07/21/2025
By Brenden Bowen

The Kennedy College of Science, Department of Physics & Applied Physics, invites you to attend a Ph.D. Dissertation defense by Brenden Bowen entitled "Quantum information probes of renormalization and many-body correlations'"

Degree: Doctoral
Date: Thursday, July 31, 2025
Time: 10 a.m.
Location: Hybrid, Olsen 109; Contact: brenden_bowen@student.uml.edu for Zoom link.

Committee:

  • Chair Nishant Agarwal, Department of Physics & Applied Physics, University of Massachusetts Lowell
  • Archana Kamal, Department of Physics and Astronomy, Northwestern University
  • Hugo Ribeiro, Department of Physics & Applied Physics, University of Massachusetts Lowell

Abstract

For decades, renormalization has been an essential technique in field-theoretic descriptions of natural phenomena, where the absence of a UV-complete description yields an abundance of divergent quantities.
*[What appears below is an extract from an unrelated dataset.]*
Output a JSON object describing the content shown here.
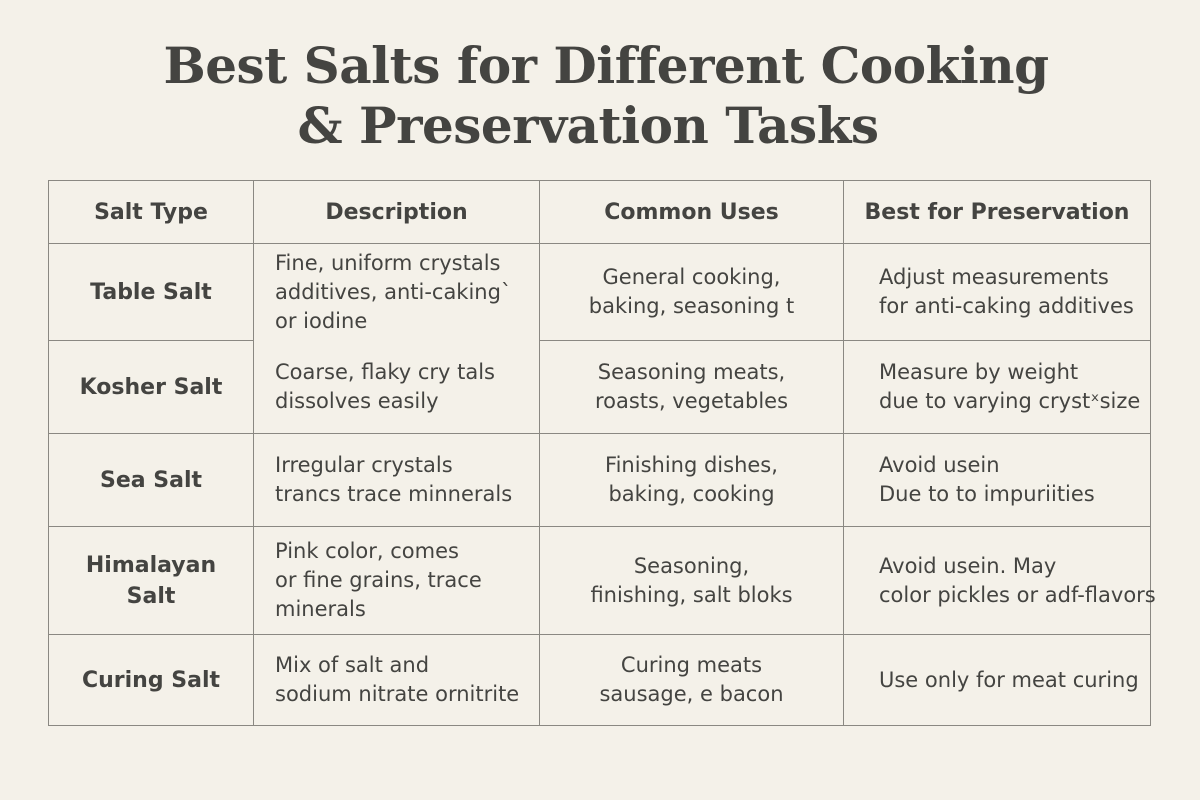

While the renormalization prescription has been thoroughly refined for equilibrium systems, consistently extending this prescription to systems that necessitate the inclusion of finite-time effects, such as cosmological or condensed matter systems, is an important area of research. In this thesis, we apply quantum information techniques to study renormalization in out-of-equilibrium systems. We first perform a direct perturbative analysis of the renormalizability of interacting quantum field theories, using quantum mutual information to characterize correlations between infinitesimal shells in momentum space. Initializing the system in the free theory vacuum and quenching to the interacting theory, we find that the late-time mutual information relaxes to that of the interacting vacuum. We then show that, as a function of shell separation, the mutual information decays in super-renormalizable theories, becomes constant in renormalizable (marginal) theories, and grows monotonically for non-renormalizable interactions. Next, we probe the renormalization group (RG) flow of an environment indirectly through the effective dynamics of a quantum sensor. We consider a central spin coupled through a one-to-all dephasing interaction to a transverse-field Ising model (TFIM) and employ a Jordan-Wigner transformation to map the TFIM to a massive Majorana field theory, in which the quantum critical point of the TFIM corresponds to the massless case. Treating the central spin as an open system, we use the (non-Markovian) Redfield equation to obtain the decoherence rate as a function of Majorana mass and temperature. We find that the decoherence rate is time-independent at RG fixed points, signaling Markovian dynamics, and otherwise flows towards its value at one of the stable fixed points.